Ekirch would not comment on whether she will prosecute Kameny. He was not prosecuted in 1972 for his letter to Washington’s three top law enforcement officials. Nor was he prosecuted after he went on an Alexandria gay issues radio show in December and solicited the entire state of Virginia for sodomy. However, an anti-gay group filed a complaint with the Federal Communications Commission.

Most importantly, Kameny said he wants his letter to provide impetus for reconsideration and reform of Virginia’s crimes against nature law – implemented judicially through the disposition of the 18 cases.

However, Sam Garrison, a Roanoke attorney representing nine of the men, said he doesn’t think Kameny’s letter is a helpful approach and said he doesn’t plan to mention it when his cases go to court next month.

"We don’t really need people from Washington to get involved in the Virginia sodomy law," Garrison said. "But he’s free, like any other person ... to express his opinions."

Eight of Garrison’s clients, and four men represented by other attorneys, likely will accept plea agreements that allow them to plead no contest to the charges, Ekirch said. Each man who accepts will get a 12-month suspended sentence, along with a $1,000 fine. They also will be barred from Roanoke parks for five years.

Because the agreement is a conditional plea, the men will be allowed to appeal their cases to a higher court. Garrison said his eight clients already have indicated they intend to appeal, while the ninth wants to have his case heard in court.

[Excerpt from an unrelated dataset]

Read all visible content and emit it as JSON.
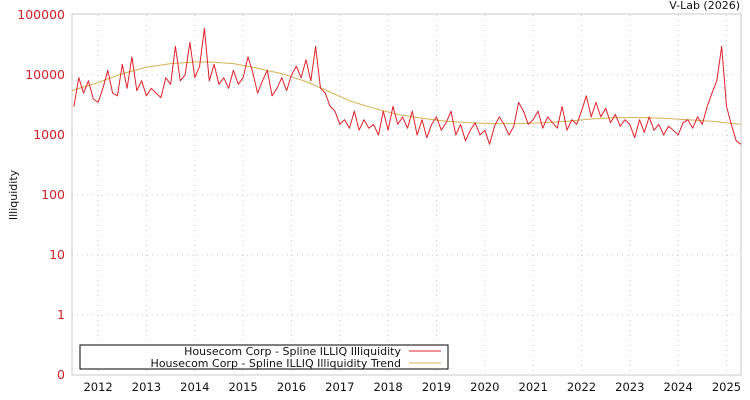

Willis, meanwhile, does not think Kameny’s letter should merely be considered a publicity stunt. Rather, he said, if more people say what they think of Virginia’s sodomy law, which Willis also called antiquated, it might one day make a difference in the legislature in changing the law. Virginia is one of 14 states that prohibits consensual sodomy among adults.

"When you point out the ridiculousness of a law, you may not make headway in the courts, but you may make headway with the legislators," who are afraid to do anything because of re-election worries, Willis said. "Pointing out inconsistencies in the law should lend a helping hand."